| Títol |
Query expansion for mixed-script information
retrieval |
| Ponent |
Parth Gupta
|
| Lloc |
Omega-S208 Campus Nord - UPC |
| Dia |
Dimarts 8 de setembre de 2015 |
| Horari |
12:30h - Presentació |
| Abstract |
For many languages that use non-Roman based indigenous scripts
(e.g., Arabic, Greek and Indic languages) one can often find a
large amount of user generated transliterated content on the Web
in the Roman script. Such content creates a monolingual or
multi-lingual space with more than one script which is referred
as the Mixed-Script space. IR in the mixed-script space is
challenging because queries written in either the native or the
Roman script need to be matched to the documents written in both
the scripts. Moreover, transliterated content features extensive
spelling variations. In this talk, the concept of Mixed-Script
IR will be introduced and through analysis of the query logs of
Bing search engine, we estimate the prevalence and thereby
establish the importance of this problem. The talk will also
cover a deep-learning based principled solution to the term
modelling challenge where the Mixed-Script terms are modelled
jointly through deep-autoencoder.
|
| Bio |
Parth Gupta (http://www.dsic.upv.es/~pgupta/)

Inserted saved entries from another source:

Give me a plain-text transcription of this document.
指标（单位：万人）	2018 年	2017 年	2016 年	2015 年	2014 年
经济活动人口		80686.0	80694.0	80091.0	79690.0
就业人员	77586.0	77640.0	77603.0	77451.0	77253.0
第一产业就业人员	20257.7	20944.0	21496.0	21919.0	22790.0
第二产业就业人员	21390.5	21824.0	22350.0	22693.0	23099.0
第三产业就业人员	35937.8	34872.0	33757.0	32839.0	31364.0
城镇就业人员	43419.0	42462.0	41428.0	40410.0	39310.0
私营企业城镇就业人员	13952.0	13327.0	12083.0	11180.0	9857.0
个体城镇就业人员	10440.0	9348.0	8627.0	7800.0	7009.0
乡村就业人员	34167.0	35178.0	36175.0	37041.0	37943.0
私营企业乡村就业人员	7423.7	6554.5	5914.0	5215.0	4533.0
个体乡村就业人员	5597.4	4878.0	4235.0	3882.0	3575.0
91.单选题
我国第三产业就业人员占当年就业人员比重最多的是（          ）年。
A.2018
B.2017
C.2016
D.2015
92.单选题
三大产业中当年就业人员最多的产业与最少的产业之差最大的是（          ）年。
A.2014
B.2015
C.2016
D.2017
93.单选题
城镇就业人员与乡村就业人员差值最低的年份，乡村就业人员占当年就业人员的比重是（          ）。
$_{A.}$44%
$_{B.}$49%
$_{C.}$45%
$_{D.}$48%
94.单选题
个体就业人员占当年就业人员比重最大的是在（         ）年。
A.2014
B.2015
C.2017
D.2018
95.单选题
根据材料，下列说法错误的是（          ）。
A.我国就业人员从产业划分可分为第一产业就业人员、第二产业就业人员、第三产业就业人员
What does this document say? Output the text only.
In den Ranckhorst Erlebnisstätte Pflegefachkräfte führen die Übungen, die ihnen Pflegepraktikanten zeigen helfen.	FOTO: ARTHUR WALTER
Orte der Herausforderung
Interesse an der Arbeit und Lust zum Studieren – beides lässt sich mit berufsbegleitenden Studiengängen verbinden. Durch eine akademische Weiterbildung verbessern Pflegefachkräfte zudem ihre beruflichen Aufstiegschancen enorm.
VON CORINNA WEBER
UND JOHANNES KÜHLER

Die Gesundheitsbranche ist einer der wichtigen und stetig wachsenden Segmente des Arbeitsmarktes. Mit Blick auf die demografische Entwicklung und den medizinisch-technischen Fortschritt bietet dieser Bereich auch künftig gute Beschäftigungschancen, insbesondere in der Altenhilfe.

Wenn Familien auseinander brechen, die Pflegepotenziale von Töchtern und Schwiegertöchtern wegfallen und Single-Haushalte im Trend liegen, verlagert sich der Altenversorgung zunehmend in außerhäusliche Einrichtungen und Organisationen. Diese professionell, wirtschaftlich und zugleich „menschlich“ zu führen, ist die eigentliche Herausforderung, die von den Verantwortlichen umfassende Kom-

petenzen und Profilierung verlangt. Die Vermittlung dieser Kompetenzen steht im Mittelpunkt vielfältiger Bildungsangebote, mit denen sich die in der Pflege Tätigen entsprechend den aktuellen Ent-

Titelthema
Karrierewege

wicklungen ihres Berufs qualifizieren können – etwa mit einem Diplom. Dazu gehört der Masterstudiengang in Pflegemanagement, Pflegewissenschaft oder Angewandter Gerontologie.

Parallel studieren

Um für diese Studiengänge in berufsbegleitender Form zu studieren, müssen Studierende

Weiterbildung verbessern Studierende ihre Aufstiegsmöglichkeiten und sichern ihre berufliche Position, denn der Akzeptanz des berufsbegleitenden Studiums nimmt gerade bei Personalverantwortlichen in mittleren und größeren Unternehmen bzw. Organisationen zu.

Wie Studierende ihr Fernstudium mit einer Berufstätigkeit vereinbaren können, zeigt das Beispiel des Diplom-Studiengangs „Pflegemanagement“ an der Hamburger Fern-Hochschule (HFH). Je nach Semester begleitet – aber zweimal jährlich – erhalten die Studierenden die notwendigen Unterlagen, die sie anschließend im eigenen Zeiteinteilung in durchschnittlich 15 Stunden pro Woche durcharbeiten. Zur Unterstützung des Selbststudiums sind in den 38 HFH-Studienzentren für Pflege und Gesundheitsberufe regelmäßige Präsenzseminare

is a PhD student at Technical University of Valencia (UPV),
Spain and a researcher at PRHLT Research Center. His research
area is at the intersection of Information Retrieval, Natural
Language Processing and Machine Learning. Most recently he is
working on Deep Learning architecture to learn abstract
representation of text and terms across the languages and
scripts. Deep Autoencoder based approach proposed in his PhD
work won the Transliterated Search shared task at FIRE 2013
organised by Microsoft Research. Currently, he is an Applied
Scientist Intern at Microsoft Bing working with query
formulation team in London. He has published in reputed
conferences and journals such as SIGIR, COLING, ECIR,
Knowledge-Based Systems, Neurocomputing. In the past, he has
worked at FBK Research Center (Trento, Italy), Institute of
Infocomm Research (Singapore) and Microsoft Research (India) as
Research Intern. He is also associated with the open-source
search engine library - Xapian, where he contributed the
learning-to-rank module as a Google Summer of Code student (GSoC
2011) and later as a mentor (GSoC 2012,2014). |